Wednesday, 19 August 2009

Religion: Lessons from sociology

Those of you who heard Thinking Allowed yesterday will know that H4S member Tom Rees has shown in an academic paper that people in unequal societies are more religious than those in more equal ones, eg Americans are more religious than Swedes. Tom has built a statistical model that explains 60% of the variation in religiosity between countries. Inequality (and not, for instance, affluence) is the most important explanatory factor in this model.

That's academically interesting but what does it mean for humanists?

First, it confirms the humanist view that religion is a social phenomenon. It can be studied by psychologists, sociologists and anthropologists. Tom's research refines the older modernisation theory; that is, the idea that modern ideas and lifestyles undermine religious belief and practice. It shows that this happens because modernisation reduces inequality and, through social security and state medical services, personal insecurity. This links the high level of religious practice in the US with the weakness of its social security, Medicare and Medicaid services. Perhaps that's why fundamentalist US churches are so hostile to 'socialised medicine'!

Now this doesn't disprove the theological claims of religions but it does discredit the idea that the churches show God's working in the world. You would hardly expect God to be less active in Europe than the USA or to have become less active during the 20th century. (Then again, the ways of the Almighty are said to be mysterious ... though mostly by people who think they understand them!)

Second the research also refutes the so-called rational choice theory favoured by some American theorists. This theory claims that people have an innate need for religion and that differences in actual practice reflect differences in the effectiveness of religious organisations in marketing their services. Put crudely, these theorists believe that US churches are more successful than European ones because they are better at marketing. However the research shows that this theory "has no independent power to explain differences in religiosity across this international sample". This is academic-speak for "it's wrong". There is thus no reason to think that people have an innate need for religion (though they clearly have an innate capacity for it).

Third, the research confirms earlier findings that passionate dualism, ie strong belief in God, Hell and the Devil, is correlated with homicide rates. Now Hell and the Devil are violent ideas so it's very likely that it's these beliefs make people more violent, rather than vice versa. The prevalence of passionate dualism explains 25% of the international variation in homicide rates.

So the research shows religion to be a human response to difficult social conditions. Faced with the threats of an unequal society people seek the consolations of religion ('pie in the sky when you die') and the support of a religious community (pie on the table when you get sick). But it's also consistent with the view that religious belief contributes to those threats. Passionate dualism leads to murder whilst the absolutism of religious moralising blocks efforts to improve society.
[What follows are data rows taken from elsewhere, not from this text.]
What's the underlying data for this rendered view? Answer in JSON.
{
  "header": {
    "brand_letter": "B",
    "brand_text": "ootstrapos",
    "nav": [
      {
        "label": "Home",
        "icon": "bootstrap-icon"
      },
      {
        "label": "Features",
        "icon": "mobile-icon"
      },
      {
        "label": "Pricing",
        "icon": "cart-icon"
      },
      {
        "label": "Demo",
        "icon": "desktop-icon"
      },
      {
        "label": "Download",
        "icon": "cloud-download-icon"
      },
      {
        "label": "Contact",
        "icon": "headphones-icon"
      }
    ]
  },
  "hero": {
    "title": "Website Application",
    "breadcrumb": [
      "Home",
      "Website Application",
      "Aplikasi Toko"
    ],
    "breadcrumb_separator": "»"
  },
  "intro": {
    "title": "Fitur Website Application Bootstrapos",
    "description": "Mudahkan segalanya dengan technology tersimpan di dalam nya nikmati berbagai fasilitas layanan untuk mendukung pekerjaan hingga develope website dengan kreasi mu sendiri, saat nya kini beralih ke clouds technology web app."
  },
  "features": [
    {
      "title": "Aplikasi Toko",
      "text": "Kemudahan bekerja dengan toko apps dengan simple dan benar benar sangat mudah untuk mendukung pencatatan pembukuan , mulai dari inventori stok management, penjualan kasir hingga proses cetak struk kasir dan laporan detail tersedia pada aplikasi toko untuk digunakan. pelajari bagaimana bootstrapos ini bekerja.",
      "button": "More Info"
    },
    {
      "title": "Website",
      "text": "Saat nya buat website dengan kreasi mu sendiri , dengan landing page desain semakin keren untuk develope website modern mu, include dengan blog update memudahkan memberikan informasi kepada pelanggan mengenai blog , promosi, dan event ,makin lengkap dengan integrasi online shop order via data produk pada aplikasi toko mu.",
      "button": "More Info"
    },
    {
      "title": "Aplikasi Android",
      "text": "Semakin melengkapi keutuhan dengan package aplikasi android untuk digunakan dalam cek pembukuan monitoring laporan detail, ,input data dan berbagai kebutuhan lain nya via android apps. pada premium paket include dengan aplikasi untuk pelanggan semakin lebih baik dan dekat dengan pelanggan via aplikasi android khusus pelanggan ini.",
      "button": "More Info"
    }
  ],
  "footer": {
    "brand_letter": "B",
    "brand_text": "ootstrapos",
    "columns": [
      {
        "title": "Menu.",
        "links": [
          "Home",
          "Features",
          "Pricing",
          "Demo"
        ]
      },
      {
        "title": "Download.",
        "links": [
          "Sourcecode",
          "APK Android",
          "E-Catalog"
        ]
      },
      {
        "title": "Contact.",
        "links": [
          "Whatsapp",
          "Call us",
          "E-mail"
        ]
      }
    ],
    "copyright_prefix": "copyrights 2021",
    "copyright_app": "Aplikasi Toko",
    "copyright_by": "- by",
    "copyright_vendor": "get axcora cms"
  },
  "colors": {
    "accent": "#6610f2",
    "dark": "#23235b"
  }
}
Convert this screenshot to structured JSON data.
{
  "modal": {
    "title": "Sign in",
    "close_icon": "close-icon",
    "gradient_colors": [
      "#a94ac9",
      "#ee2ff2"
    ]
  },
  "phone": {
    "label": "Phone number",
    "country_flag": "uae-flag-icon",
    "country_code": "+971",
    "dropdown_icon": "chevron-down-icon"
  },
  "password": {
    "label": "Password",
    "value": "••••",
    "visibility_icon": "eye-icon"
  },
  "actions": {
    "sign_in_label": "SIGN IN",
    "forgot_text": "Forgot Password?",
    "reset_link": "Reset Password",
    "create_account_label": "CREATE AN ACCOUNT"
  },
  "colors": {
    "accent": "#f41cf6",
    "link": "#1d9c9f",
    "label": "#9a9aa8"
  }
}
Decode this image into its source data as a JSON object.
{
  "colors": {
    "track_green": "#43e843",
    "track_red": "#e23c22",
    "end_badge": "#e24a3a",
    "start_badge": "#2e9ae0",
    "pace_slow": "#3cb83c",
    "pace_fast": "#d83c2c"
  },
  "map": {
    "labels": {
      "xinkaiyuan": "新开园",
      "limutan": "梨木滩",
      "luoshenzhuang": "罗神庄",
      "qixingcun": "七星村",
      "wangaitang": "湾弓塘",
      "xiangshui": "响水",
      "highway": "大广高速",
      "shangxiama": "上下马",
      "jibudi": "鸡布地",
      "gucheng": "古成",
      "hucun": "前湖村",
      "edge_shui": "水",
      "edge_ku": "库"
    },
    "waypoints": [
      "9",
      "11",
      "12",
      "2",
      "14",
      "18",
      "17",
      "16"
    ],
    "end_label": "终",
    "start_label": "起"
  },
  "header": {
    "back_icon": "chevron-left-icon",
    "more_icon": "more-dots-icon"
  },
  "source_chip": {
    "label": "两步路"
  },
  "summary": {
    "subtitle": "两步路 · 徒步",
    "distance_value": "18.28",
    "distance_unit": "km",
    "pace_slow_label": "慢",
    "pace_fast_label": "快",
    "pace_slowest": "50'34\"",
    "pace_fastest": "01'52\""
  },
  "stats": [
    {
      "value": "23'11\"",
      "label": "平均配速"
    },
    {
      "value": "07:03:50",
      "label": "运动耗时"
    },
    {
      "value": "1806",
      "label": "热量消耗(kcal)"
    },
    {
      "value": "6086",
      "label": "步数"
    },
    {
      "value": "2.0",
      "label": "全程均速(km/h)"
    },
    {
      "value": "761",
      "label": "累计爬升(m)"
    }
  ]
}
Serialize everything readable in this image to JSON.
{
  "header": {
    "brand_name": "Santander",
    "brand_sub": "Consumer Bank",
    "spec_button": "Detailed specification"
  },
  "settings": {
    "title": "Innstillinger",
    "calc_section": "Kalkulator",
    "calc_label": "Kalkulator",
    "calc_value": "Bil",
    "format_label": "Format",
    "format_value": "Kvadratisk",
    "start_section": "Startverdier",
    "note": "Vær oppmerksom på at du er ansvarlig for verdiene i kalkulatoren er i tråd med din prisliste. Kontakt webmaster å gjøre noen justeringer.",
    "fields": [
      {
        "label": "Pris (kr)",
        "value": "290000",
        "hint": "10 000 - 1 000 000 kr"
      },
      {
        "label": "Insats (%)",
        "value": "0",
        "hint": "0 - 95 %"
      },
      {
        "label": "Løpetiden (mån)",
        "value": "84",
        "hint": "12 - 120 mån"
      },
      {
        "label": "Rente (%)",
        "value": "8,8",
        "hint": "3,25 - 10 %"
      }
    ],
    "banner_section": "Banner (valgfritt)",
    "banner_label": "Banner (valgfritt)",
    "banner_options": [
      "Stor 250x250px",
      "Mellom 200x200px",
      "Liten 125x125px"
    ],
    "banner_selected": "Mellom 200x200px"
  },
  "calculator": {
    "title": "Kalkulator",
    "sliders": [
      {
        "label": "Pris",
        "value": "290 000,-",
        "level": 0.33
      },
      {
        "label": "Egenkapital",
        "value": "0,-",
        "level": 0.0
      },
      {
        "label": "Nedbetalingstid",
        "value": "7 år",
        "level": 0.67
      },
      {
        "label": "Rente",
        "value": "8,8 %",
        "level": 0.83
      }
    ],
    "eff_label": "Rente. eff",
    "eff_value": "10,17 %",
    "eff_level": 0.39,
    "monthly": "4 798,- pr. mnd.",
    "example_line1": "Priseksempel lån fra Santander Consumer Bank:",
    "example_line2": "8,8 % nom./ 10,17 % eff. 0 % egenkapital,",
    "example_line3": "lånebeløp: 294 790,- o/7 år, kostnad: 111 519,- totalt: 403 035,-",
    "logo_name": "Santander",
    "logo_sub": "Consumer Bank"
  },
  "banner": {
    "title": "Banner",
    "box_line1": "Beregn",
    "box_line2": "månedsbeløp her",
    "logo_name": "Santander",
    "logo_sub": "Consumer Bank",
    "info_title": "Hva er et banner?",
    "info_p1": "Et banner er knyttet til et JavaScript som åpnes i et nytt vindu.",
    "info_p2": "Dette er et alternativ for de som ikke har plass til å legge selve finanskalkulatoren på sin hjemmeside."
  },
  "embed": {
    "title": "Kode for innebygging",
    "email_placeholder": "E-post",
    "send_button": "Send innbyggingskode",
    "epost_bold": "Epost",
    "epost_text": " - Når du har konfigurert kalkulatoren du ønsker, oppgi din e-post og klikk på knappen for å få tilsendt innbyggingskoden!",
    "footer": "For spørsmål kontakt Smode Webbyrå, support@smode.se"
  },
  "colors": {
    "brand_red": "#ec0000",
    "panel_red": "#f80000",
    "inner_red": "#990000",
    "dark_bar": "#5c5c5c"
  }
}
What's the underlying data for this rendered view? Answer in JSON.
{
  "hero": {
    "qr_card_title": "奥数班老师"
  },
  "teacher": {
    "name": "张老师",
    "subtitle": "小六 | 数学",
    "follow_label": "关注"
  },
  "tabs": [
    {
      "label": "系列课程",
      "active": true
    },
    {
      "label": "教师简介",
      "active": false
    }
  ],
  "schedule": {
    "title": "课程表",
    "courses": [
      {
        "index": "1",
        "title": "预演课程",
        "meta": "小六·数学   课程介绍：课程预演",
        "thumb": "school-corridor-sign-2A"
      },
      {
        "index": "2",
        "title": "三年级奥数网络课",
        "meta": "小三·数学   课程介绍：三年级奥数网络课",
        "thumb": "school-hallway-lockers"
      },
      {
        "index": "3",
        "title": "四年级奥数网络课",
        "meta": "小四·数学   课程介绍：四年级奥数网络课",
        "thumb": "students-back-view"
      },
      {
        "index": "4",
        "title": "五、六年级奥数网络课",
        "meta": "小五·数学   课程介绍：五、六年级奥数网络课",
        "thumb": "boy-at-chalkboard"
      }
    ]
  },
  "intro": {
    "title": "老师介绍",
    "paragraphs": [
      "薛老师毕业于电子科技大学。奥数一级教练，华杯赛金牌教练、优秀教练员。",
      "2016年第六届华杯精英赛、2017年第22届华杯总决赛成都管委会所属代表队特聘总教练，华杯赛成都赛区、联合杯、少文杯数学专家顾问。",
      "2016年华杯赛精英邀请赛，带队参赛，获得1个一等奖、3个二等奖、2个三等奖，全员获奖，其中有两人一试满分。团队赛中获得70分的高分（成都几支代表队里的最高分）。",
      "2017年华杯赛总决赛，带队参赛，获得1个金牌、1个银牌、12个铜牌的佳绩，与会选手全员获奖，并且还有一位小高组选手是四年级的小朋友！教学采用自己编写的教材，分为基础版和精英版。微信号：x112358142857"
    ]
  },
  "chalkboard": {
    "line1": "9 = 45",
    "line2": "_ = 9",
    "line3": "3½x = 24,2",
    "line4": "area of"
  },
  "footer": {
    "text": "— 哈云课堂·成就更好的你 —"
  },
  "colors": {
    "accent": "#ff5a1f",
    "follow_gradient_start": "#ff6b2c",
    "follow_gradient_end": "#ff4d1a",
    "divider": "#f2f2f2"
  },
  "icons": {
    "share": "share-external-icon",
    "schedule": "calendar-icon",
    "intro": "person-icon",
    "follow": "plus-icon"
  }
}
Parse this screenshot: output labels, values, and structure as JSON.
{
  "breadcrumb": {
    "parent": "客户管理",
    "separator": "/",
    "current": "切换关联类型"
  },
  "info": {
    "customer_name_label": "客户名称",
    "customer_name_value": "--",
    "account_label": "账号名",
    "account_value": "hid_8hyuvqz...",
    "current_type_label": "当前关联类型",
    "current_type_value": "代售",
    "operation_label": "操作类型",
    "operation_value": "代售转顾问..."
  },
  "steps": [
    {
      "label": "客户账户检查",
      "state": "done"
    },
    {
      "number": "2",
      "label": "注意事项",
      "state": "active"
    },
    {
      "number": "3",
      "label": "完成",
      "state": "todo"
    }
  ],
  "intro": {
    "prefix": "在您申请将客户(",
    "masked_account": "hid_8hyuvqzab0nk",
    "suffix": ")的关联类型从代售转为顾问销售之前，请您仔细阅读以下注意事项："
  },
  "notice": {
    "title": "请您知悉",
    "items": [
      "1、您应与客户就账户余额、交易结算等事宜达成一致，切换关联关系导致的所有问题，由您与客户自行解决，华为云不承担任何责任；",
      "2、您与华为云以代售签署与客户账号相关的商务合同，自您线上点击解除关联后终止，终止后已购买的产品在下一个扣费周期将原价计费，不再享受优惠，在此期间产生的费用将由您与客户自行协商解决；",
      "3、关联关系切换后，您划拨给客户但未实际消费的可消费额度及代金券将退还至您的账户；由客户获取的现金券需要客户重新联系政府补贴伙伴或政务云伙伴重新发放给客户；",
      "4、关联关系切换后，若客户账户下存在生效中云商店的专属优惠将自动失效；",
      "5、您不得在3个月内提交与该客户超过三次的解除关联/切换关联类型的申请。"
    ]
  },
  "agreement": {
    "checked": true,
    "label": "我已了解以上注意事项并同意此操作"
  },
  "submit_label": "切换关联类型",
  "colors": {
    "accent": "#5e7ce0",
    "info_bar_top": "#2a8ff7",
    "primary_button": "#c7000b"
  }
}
For instance, abstinence-only sex education inspired by American Christians contributes to rates of abortion and sexuallly-transmitted dieases.

In relation to social insecurity, religion is probably as much cause as consolation.

1 comment:

Tom Rees said...

"There is thus no reason to think that people have an innate need for religion"

I think broadly that's true although there are inter-individual differences. According to the analysis I did, even if you have a 'perfect' society there would still be a small 'rump' of religious believers.

That tallies with other research into differences in the nature of belief between high and low income countries. In high income countries, certain demographic and personality factors are associated with religiosity, whereas in low income countries religion is much more all-encompassing.

So there is a certain, small fraction of the population that do 'need' religion (or if there's no religion, I guess they would turn to similar cult-like groups).

For most people, however, if you take away the social drivers then they'll intuitively give up on religion.